Climate change, he said, was also leaving its mark on regional diplomacy, with China commanding control of the water flowing into the Mekong River through an extensive dam network constructed over the last 20 years.
It's a huge advantage at the negotiating table with the Mekong River countries: Cambodia, Laos, Myanmar, Thailand and Vietnam.
“But also you look at the dams upstream in China. I think that will definitely have an impact not just on fisheries but also on the water supply,” Ou Virak added. “Downstream countries, including Vietnam, Cambodia, will have to find ways to negotiate with China.”
Vietnamese farmers are facing major crop losses due to severe drought and salt water contamination of agricultural land in the Mekong Delta and its 12 Vietnamese provinces.
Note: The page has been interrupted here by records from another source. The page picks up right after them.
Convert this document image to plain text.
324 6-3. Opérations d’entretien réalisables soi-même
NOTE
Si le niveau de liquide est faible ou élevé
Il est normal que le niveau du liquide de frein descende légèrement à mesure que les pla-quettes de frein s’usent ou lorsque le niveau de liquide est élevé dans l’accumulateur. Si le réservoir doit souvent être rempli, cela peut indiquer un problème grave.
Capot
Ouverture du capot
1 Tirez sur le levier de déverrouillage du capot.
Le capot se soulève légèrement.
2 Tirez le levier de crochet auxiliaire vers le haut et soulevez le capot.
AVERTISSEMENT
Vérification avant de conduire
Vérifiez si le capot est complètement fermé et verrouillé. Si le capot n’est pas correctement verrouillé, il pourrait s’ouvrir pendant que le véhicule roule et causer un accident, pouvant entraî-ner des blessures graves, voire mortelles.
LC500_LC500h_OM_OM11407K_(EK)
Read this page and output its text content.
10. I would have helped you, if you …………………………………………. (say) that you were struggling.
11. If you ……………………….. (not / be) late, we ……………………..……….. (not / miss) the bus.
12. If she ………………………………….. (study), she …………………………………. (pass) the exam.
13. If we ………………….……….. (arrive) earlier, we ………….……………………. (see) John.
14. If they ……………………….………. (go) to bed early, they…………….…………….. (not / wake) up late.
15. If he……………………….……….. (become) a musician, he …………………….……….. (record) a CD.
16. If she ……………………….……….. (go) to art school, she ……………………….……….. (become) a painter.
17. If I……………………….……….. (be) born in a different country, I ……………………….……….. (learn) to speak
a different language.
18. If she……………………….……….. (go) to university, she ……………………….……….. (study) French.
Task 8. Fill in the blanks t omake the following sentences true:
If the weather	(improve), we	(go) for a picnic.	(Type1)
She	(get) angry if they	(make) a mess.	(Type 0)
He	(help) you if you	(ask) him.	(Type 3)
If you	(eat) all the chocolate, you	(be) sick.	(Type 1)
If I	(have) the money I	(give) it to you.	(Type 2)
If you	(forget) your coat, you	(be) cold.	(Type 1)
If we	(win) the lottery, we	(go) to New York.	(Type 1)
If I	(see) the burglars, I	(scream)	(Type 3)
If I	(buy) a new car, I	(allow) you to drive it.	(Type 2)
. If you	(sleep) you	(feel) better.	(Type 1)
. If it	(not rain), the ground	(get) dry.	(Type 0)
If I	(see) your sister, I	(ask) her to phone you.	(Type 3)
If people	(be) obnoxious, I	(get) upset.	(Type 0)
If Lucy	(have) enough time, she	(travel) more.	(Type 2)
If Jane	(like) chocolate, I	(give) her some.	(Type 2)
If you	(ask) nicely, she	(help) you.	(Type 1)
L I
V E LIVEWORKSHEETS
Some reports say salt water contamination has reached the Cambodian border.
FILE - Terraced rice paddy fields are seen during the harvest season in Hoang Su Phi, north of Hanoi, Vietnam, Sept. 18, 2015.
Vietnam's Minister of Agriculture and Rural Development, Cao Duc Phat, is quoted in a state-run media outlet as saying 139,000 hectares of land within that country's borders have been contaminated by salt so far, and this will continue to rise at least until the start of the next rainy season, which is usually in June.
He said 575,000 Vietnamese were suffering from fresh water shortages alongside business like hospitals, schools, hotels and industry.
Tek Vannara, Executive Director of The NGO Forum, said a further 200,000 hectares of rice fields have been destroyed by the drought in Cambodia, and this was having a very bad impact on the lives of farmers, blaming most of the losses on increased salinity.
“The rice field, it is destroyed from the droughts,” he said.
“The salt, it comes from the deforestation in the whole of the Mekong region,” he said, adding the wholesale conversion of land that once sustained forests to agricultural and industrial use and made the problem much worse.
“In Cambodia, in Laos, in Vietnam or in Thailand, they already convert - to be agricultural development to be industrial. So this is another root cause,” he said.